A partir daí, a situação se transforma em um verdadeiro telefone sem fio de mensagens que chegam uma à outra por intermédio de um médico (Montgomery Clift, a tal testemunha) cuja especialidade é cirurgia. Ele é contratado por Violet para dar prosseguimento ao tratamento cirúrgico (procedimento novo à época) em Catherine, mas logo acaba se transformando em psicológo, detetive particular, pretenso amante e policial, e o objetivo inicial é substituído por uma necessidade de análise. Ele junta os cacos das versões esparsas de cada uma e tenta fazer sentido contando com a colaboração alheia. Ele é, ao mesmo tempo, assustador e necessário. Sua calma é tão silenciosa e sua observação é tão centrada que ele parece sufocar qualquer sentimento que pode ser extraído da situação. É bem curioso que, em um filme com tanto diálogo que parece não chegar a lugar nenhum, ele seja um entorpecente natural para transtornos agudos e seja um agente inerte da ação, que se cansa de ajudar e se propõe a ouvir até parecer um sujeito inconveniente.
O que ajuda o filme a elevar seus momentos de tensão é o uso preciso de recursos narrativos que remetem ao passado. Só temos uma certa proximidade da longa, cansativa, relatada com muito suor e lágrima, jornada, ilustrada verbalmente, com palavras que se tornam imagens incompletas, das personagens de Hepburn e Taylor no final, quando elas são induzidas a dizerem e sentirem tudo aquilo que não queriam sobre a identidade e a causa da morte de Sebastian, a razão do elo que elas partilhavam e de seu ponto de interesse.
Sebastian não tem um rosto, e nem uma forma. Ele é uma presença que só pode ser vista quando não existe tabu. Dizer o que realmente aconteceu, e, pelo menos tentar, era uma forma de desassociar as produções de Hollywood das amarras do Código Hays e também dar uma resolução a um fato que tinha contornos implícitos de canibalismo e incesto e dar voz e identidade concretas (mesmo que abafadas até a última instância) à sexualidade de Sebastian.

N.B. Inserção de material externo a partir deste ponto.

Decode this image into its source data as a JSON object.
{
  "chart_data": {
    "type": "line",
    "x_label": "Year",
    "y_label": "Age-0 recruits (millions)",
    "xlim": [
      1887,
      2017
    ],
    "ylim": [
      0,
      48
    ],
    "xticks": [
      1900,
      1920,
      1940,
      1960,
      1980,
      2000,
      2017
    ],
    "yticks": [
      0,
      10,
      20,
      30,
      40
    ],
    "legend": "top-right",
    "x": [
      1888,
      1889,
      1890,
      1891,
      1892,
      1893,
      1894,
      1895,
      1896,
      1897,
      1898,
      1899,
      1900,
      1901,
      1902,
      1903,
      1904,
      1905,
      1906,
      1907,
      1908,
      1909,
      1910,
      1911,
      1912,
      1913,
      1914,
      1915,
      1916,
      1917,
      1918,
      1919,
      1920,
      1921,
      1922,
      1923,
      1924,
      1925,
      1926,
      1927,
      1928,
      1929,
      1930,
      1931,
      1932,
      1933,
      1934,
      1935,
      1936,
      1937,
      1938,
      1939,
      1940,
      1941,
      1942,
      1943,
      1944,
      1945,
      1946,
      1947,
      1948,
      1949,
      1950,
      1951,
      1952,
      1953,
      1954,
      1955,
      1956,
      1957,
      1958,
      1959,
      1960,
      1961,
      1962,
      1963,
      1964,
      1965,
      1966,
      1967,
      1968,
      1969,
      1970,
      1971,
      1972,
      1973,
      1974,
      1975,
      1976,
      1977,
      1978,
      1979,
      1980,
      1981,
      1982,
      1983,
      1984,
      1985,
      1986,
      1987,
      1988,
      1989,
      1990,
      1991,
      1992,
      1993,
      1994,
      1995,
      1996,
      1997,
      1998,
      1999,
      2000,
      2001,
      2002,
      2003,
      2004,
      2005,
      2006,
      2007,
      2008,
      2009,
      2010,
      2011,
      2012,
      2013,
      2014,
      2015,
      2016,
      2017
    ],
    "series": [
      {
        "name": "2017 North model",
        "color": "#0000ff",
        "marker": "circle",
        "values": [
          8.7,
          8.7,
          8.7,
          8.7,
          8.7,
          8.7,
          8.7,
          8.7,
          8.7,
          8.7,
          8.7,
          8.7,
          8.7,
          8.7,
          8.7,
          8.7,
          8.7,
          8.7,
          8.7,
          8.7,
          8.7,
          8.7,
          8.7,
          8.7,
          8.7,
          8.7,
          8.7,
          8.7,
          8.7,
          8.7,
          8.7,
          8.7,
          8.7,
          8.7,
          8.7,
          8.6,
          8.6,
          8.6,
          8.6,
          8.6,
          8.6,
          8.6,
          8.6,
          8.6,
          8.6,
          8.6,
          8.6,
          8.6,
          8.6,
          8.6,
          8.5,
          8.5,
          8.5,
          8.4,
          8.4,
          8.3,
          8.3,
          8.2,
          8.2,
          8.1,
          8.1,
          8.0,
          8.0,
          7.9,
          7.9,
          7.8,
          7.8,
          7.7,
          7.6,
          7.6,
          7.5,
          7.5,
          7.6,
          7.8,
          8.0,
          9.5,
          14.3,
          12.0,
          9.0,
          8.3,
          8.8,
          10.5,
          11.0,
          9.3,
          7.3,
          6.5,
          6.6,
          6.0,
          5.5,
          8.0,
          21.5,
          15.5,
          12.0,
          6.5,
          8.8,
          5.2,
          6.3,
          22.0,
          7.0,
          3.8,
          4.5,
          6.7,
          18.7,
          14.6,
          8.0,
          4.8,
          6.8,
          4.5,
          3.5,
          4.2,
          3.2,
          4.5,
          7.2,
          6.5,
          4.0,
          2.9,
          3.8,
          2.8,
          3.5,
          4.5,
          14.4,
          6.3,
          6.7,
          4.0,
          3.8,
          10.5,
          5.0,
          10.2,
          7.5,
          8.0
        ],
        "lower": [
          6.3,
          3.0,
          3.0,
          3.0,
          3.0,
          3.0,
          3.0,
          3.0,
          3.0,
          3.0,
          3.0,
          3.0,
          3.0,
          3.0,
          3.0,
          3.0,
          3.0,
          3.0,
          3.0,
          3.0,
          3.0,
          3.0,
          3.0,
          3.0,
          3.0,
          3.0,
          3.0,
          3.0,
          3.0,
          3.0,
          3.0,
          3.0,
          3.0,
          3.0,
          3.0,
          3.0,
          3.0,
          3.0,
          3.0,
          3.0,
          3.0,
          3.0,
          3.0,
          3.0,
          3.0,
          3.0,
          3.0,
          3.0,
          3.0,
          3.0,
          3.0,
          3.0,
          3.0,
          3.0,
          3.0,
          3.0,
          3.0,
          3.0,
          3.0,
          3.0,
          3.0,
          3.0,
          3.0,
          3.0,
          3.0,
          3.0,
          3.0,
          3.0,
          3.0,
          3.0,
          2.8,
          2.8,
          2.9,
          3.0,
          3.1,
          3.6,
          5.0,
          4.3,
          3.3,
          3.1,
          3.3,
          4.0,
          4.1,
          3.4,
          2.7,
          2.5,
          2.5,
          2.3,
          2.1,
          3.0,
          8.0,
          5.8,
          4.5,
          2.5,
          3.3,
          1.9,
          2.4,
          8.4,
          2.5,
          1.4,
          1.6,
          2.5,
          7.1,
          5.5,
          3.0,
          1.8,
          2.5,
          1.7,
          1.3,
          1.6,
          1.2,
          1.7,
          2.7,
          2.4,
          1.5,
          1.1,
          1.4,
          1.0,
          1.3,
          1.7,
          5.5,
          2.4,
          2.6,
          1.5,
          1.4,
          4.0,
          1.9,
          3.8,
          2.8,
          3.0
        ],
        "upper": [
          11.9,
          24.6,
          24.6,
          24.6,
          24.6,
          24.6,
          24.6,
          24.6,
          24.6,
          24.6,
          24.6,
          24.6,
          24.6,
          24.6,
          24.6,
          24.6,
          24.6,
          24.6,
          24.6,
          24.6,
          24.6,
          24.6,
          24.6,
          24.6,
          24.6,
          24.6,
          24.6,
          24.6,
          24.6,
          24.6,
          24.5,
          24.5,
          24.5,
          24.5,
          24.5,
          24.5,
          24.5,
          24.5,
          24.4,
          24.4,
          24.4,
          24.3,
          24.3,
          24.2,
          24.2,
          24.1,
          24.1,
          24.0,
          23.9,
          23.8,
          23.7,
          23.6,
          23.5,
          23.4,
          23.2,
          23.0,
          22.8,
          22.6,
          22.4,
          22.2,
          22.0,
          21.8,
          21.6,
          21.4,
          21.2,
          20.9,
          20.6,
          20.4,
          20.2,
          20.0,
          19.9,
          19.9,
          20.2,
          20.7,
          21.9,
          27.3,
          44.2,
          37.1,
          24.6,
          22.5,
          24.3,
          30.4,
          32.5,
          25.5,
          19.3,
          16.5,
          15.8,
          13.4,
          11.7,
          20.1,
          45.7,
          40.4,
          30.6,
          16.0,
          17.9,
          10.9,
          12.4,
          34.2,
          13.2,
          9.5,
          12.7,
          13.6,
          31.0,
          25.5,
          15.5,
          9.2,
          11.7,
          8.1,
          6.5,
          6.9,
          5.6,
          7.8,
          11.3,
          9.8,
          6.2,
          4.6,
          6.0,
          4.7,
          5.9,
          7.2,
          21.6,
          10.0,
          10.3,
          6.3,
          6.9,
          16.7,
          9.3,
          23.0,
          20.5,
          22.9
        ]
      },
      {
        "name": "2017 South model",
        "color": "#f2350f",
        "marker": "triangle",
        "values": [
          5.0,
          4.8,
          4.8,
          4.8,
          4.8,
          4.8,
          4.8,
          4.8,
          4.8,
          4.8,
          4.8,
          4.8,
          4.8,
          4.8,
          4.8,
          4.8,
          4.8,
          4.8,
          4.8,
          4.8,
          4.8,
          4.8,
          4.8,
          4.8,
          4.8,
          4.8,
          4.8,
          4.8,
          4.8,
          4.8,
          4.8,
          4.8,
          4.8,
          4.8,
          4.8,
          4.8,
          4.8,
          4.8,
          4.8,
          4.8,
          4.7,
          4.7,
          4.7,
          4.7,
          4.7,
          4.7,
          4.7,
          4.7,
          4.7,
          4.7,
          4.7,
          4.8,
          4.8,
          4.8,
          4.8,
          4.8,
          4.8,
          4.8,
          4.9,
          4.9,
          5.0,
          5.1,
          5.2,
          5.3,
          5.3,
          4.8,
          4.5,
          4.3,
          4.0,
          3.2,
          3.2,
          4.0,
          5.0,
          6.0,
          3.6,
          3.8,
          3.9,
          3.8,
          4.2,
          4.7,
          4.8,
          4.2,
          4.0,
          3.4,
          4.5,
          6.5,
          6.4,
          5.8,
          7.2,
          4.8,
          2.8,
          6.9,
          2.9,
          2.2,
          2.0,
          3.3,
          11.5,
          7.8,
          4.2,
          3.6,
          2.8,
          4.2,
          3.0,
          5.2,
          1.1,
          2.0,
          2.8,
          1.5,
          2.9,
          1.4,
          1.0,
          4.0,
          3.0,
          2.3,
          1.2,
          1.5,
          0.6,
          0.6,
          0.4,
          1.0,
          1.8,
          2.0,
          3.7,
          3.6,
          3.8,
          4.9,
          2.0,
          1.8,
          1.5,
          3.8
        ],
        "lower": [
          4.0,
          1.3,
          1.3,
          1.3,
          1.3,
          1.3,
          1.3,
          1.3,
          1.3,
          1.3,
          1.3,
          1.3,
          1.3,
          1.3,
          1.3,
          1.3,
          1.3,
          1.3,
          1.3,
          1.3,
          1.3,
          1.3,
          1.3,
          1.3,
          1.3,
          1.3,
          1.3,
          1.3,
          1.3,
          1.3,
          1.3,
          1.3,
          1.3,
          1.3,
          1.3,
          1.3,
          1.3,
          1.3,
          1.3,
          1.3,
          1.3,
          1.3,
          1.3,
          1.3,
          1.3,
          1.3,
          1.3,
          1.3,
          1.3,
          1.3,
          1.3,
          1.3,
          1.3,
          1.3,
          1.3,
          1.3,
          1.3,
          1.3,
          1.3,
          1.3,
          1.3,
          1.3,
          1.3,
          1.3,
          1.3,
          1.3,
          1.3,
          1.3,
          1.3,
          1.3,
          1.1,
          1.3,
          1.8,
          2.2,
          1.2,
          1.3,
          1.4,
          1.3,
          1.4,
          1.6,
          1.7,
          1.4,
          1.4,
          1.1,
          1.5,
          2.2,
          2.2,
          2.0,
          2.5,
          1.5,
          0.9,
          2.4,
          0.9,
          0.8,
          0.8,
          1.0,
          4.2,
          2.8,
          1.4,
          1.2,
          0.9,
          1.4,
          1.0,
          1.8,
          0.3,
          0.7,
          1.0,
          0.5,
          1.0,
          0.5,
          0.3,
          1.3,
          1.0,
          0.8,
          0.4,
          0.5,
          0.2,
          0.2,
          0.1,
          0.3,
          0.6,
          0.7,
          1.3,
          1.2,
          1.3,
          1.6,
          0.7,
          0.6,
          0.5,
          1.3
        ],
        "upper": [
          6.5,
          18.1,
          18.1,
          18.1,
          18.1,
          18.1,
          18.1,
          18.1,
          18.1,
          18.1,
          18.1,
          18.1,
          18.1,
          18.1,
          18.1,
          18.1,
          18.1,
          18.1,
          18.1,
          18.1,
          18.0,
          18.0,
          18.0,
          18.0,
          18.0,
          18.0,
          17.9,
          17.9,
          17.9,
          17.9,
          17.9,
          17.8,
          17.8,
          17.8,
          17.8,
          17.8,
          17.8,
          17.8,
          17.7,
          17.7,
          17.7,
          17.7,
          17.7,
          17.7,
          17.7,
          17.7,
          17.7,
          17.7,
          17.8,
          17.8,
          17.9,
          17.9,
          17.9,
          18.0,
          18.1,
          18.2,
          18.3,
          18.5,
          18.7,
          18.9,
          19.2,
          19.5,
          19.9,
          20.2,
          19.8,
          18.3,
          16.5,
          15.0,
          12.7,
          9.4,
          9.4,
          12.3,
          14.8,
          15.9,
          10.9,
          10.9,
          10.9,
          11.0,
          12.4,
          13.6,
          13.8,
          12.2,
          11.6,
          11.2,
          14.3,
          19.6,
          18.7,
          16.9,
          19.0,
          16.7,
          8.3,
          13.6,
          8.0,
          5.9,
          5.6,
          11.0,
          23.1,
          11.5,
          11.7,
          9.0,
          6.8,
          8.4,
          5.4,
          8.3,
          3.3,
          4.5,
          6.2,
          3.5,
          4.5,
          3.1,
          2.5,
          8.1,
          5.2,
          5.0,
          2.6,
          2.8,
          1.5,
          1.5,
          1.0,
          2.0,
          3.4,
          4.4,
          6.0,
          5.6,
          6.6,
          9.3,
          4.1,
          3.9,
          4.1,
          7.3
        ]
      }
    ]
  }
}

Ao fazer isso, elas falam, percorrendo lugares repetidos nos confins da memória, e o que sai da confissão é um grito sufocante e um olhar alienante. O grito vem de Catherine, que voltou a ser a terceira pessoa, nem tão perto e nem tão longe, alguém que estava presente no dia do crime, mas não pode ajudar. Já sua tia acaba incorporando uma aproximação do filho, porque qualquer circunstância que a permitisse guardar esse dia para todo o sempre, sem precisar de uma investigação e sem precisar fingir ser quem ela não queria, seria acatada. A trilha sonora é agoniante, e a atmosfera vai te encurralando o suficiente para você acreditar que, mais do que um drama comportamental, esse é um filme de horror. Do não dito. Do não visto. Do suprimido. De tudo aquilo cuja essência não é a que aparenta, ou do que fazem acreditar.